Mouse BMDMs were derived from BM isolated from the femurs of 5- to 20-week-old C57BL/6J mice and cultured in RFHP10 media (RPMI 1640 supplemented with 10% heat-inactivated FBS, 10 mM N-2-hydroxyethylpiperazine-N′-2-ethanesulfonic acid, and 1% penicillin–streptomycin–L-glutamine) supplemented with 20 ng/mL of M-CSF for 6 to 9 days as previously described.²¹  Murine peritoneal macrophages (pMacs) were isolated from 6- to 12-week-old C57BL/6J mice by peritoneal lavage and cultured as previously described.²¹  Murine thymocytes and splenic B cells were isolated from C57BL/6J mice as previously described.²²  hMDMs were derived from CD14⁺ peripheral blood mononuclear cells of healthy donors as previously described.^2,20  CLL cells were isolated from peripheral blood specimens of treatment-naïve patients and purified to at least 90% CD5⁺CD19⁺ CLL cells and cultured as previously described.^2,20  All human specimen collection and usage were conducted with written informed consent after approval of the Institutional Research Subjects Review Board according to the ethical guidelines of the Declaration of Helsinki.

BMDMs (day 6-9) were collected by trypsinization and seeded in 1 mL of RFHP10 at 5 × 10⁴ cells per well of a 24-well treated tissue culture plate (Falcon) and cultured for 18 to 24 hours. For ADCP assays lasting >24 hours, 20 ng/mL of M-CSF was added to RFHP10 at the time of reseeding to maintain BMDM viability throughout the experiment. Before ADCP assay, BMDMs were stained with cell-permeable tracer dye (ie, 2.5 μM of 5-TAMRA-SE or 1 μM of CellTracker Deep Red) for 20 minutes at 37°C in cation-free Hanks balanced salt solution. After washing with RFHP10, BMDMs were allowed to recover for 2 to 4 hours in RFHP10; 5 × 10⁵ target cells were added to wells and the plate was centrifuged at 50× g for 1 minute to sediment target cells. In some experiments, target cells were labeled with the pH-sensitive dye pHrodo Red STP (1 μM) in cation-free Hanks balanced salt solution for 20 minutes before addition to BMDMs. The plate was then mounted on a stage-top environmental chamber of a Nikon Ti-Eclipse inverted microscope to maintain 37°C/5% carbon dioxide throughout the experiment. Phase contrast and fluorescent images were captured using a 20× objective at 2-minute intervals for 10 to 20 minutes before addition of mAb. After addition of mAb, BMDMs were imaged for 2 to 8 hours using the same microscope settings. A similar approach was used to image ADCP by pMacs and hMDMs, with the following modifications. pMacs were harvested by peritoneal lavage and cultured on tissue culture plates 10 cm in diameter in RFHP10 for 2 hours. After washing to remove nonadherent cells, pMacs were collected by trypsinization and immediately used for ADCP assay as described above. In some experiments, macrophages were treated with 25 μM of MG132 or 100 nM of bafilomycin A1 for 1 hour before ADCP assay.
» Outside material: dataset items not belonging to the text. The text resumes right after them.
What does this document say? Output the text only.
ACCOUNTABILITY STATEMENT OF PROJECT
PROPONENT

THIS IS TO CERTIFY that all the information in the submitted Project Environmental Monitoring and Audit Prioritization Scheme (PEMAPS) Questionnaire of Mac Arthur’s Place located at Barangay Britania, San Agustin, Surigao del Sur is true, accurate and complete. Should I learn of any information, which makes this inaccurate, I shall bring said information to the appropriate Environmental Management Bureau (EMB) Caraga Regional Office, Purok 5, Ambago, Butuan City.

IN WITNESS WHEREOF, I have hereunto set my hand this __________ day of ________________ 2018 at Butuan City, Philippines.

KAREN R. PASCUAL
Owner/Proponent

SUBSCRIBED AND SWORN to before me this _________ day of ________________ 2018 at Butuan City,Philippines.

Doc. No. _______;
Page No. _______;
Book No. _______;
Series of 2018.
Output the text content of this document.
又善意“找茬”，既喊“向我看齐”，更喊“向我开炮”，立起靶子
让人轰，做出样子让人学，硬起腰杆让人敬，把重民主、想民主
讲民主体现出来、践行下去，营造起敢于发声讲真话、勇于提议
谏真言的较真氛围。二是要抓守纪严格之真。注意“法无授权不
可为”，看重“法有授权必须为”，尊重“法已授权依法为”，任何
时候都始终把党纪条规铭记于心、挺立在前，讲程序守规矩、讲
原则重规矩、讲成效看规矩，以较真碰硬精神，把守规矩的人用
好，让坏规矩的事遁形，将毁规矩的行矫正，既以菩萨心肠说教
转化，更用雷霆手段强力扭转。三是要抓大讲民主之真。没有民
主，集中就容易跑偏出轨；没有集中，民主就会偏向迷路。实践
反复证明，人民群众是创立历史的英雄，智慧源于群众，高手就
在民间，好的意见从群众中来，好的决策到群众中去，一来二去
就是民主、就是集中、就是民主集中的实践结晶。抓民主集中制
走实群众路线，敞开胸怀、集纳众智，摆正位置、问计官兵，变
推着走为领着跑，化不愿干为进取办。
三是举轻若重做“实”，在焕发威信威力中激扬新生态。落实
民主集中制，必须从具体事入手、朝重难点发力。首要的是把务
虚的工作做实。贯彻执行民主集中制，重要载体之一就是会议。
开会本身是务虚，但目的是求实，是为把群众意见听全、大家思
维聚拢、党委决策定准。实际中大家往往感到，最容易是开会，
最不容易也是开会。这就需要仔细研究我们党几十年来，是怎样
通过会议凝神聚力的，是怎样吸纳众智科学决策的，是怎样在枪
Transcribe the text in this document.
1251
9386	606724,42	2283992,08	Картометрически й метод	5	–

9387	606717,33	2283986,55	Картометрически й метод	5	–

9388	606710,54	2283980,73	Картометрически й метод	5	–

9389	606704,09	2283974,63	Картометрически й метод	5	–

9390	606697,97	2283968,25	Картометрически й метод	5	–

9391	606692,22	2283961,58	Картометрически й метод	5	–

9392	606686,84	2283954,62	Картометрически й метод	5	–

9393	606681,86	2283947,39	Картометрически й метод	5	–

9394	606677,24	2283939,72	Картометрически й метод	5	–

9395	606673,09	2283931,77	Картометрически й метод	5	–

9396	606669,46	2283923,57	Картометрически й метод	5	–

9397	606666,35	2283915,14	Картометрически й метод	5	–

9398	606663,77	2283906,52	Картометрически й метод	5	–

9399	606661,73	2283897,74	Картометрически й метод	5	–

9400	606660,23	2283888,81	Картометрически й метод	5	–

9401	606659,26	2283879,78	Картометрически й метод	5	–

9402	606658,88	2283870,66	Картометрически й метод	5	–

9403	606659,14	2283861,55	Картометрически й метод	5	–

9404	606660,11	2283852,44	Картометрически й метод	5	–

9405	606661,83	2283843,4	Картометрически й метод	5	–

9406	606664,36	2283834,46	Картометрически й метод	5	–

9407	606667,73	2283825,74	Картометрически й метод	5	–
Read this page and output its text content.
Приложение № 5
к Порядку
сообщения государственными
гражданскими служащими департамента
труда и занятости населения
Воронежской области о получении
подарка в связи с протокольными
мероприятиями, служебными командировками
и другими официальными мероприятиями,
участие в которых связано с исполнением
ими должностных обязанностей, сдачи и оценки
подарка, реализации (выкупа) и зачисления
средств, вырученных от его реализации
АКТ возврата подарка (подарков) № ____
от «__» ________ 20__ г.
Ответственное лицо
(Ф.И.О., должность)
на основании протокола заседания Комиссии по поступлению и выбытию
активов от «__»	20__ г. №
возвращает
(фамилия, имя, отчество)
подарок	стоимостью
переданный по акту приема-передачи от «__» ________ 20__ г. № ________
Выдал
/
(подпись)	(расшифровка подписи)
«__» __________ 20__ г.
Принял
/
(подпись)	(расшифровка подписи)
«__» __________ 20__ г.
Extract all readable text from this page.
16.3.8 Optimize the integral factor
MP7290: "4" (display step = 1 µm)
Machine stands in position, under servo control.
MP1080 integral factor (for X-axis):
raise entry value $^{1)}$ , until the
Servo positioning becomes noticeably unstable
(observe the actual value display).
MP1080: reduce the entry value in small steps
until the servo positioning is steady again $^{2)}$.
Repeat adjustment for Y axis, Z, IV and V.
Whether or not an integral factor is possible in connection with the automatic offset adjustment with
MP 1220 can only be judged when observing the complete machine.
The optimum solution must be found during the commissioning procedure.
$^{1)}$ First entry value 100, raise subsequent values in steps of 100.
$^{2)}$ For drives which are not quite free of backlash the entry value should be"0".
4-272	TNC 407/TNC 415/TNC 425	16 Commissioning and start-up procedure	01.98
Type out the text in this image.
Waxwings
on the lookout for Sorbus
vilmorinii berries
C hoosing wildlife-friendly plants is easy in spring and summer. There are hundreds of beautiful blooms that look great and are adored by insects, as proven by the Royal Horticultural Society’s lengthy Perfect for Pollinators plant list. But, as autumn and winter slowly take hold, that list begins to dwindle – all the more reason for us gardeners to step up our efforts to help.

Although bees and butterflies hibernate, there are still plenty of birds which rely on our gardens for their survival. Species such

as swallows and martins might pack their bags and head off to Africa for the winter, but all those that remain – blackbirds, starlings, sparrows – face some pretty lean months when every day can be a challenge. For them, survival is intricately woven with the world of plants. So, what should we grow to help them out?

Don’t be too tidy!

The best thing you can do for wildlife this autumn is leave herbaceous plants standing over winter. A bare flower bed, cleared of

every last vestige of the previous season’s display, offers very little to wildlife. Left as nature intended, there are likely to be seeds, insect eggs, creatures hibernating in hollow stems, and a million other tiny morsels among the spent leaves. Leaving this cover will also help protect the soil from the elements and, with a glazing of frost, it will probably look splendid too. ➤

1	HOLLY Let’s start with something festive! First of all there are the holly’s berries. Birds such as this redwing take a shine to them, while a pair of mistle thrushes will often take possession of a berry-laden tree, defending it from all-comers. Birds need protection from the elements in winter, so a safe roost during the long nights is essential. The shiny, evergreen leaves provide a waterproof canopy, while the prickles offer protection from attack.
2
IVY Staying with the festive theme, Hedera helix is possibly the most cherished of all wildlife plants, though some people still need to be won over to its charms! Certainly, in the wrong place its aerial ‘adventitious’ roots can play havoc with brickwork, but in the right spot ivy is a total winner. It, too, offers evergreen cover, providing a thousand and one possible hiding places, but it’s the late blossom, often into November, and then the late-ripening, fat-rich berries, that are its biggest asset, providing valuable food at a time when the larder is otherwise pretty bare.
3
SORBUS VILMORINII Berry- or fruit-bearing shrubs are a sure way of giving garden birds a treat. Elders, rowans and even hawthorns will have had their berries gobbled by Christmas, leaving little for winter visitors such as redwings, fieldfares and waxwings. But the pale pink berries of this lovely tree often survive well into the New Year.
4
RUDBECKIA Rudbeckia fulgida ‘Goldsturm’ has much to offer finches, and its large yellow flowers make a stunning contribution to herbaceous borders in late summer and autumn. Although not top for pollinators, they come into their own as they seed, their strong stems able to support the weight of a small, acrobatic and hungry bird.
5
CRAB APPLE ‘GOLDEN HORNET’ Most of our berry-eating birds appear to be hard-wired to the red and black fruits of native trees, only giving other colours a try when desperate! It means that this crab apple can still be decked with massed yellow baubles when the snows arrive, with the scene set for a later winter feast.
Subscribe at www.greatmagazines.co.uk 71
Phagocytosis of apoptotic cells (efferocytosis) was carried out similarly to ADCP assays, except that BMDMs were cocultured with thymocytes induced to undergo apoptosis by 3- to 4-hour treatment with 10 µM of dexamethasone as previously described.²¹  For phagocytosis rechallenge assays, at indicated times after initial coculture, wells were washed 3 times with RFHP to remove unengulfed cells, and fresh cells and Ab were added at indicated times in 500 μL of RFHP and imaged as described above. hMDMs were isolated and prepared for phagocytosis imaging studies as previously described, using CLL cells as targets.^2,20 

Voids present within dye-labeled macrophages resulting from phagocytosis of target cells were counted using the SpotDetect function in the NIS-Elements (circles ∼4 μm in diameter of low/no dye signal). The number of macrophages per field of view was calculated using a binary layer detection method based on the fluorescence of the macrophage dye. Thresholding values were chosen for each experiment by the user based on the cell staining intensity, and macrophages had to have a diameter ≥10 microns to be counted to ensure only viable, healthy macrophages were enumerated. To calculate the phagocytosis index, we first subtracted the average number of voids from the initial 3 frames of the experiment before Ab addition (I_n) from raw void count in each subsequent frame collected (V_n). The initial background-subtracted void count for each frame was then normalized to 100 macrophages. Lastly, where applicable, the corresponding void count for each image frame of the no-Ab control was subtracted from the normalized void value for the corresponding frames for each condition. In rechallenge assays, the index was rezeroed at time of rechallenge by subtracting the number of voids from the initial rechallenge frame from all proceeding image loops. The dye-intensity index was calculated as described above, but the mean signal for the relevant fluorescent channel contained within the macrophage binary layer was used in place of the void counts. The relative indices were calculated by comparing the maximum δ from time of rechallenge between each condition and the control condition (normally unfed macrophages) and renormalizing these values across biological replicates. Furthermore, where human samples were included, the maximum δ values were divided by the background values in each replicate to account for the increased variability. Phagocytic index was calculated as follows: $[(Vn-1n)×(100/Mn)]-NormNon,$ where V_n is the number of voids for frame n, 1_n is the average number of initial voids for n frames before target cell addition, M_n is the number of macrophages for frame n, and NormNo_n is the number of normalized voids for frame n in the no-Ab control. Any frame that results in an index <0 will set to 0.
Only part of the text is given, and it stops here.